In deze strafzaak heeft de Rechtbank Rotterdam op 2 juni 2017 uitspraak gedaan in de zaak tegen de verdachte, die beschuldigd werd van mishandeling. De rechtbank heeft vastgesteld dat de verdachte op 18 augustus 2015 te Capelle aan den IJssel het slachtoffer heeft mishandeld door deze tegen het hoofd te slaan, waardoor het slachtoffer ten val kwam. Tijdens de zitting op 22 mei 2017 heeft de officier van justitie, mr. M. Boheur, de vordering ingediend, terwijl de verdediging, vertegenwoordigd door mr. S.R. Kwee, zich refereerde aan het oordeel van de rechtbank. De rechtbank heeft de bewijsmiddelen, waaronder een proces-verbaal van aangifte en de bekennende verklaring van de verdachte, in overweging genomen.
De rechtbank heeft geconcludeerd dat de verdachte ten tijde van het plegen van het feit volledig ontoerekeningsvatbaar was, zoals bevestigd door rapportages van twee deskundigen.

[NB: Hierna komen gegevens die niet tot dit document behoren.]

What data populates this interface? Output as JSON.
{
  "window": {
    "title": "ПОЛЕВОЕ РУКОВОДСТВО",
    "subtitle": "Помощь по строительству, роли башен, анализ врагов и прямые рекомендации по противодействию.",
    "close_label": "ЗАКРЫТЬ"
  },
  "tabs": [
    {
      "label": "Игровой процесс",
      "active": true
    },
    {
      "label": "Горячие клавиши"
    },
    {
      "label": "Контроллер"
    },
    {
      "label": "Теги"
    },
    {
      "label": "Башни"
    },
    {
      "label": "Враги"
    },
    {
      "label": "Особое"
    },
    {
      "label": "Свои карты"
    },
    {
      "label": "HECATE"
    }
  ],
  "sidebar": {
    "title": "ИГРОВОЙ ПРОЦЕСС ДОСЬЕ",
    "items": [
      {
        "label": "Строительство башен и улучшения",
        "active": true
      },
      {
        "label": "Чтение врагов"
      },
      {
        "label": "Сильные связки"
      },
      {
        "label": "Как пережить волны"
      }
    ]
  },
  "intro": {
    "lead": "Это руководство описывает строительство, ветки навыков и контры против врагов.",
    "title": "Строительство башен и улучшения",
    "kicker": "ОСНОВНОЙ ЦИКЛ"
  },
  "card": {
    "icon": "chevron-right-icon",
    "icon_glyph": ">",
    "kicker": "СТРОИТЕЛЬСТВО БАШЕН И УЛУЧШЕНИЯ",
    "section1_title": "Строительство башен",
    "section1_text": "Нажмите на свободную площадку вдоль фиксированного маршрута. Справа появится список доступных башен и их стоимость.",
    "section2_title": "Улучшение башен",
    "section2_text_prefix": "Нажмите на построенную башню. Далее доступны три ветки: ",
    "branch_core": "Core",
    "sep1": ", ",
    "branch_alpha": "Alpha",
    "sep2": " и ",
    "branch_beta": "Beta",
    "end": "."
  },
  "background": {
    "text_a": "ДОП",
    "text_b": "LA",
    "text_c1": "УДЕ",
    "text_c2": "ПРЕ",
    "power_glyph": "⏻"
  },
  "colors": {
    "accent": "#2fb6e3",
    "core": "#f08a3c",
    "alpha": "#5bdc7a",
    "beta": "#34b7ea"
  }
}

Deze deskundigen hebben vastgesteld dat de verdachte leed aan een ziekelijke stoornis van de geestvermogens, specifiek schizofrenie van het paranoïde type, wat zijn gedragingen op het moment van het feit heeft beïnvloed. Gezien deze omstandigheden heeft de rechtbank de verdachte ontslagen van alle rechtsvervolging.
Daarnaast heeft de rechtbank de vordering van de benadeelde partij, de wettelijk vertegenwoordiger van het slachtoffer, beoordeeld. De benadeelde partij had een vordering ingediend ter hoogte van € 818,10, maar de rechtbank heeft deze niet-ontvankelijk verklaard, omdat er geen straf of maatregel aan de verdachte werd opgelegd. De rechtbank heeft wel een schadevergoedingsmaatregel opgelegd, waarbij de verdachte verplicht werd om een bedrag van € 818,10 aan de Staat te betalen ten behoeve van het slachtoffer, vermeerderd met wettelijke rente vanaf de datum van het feit.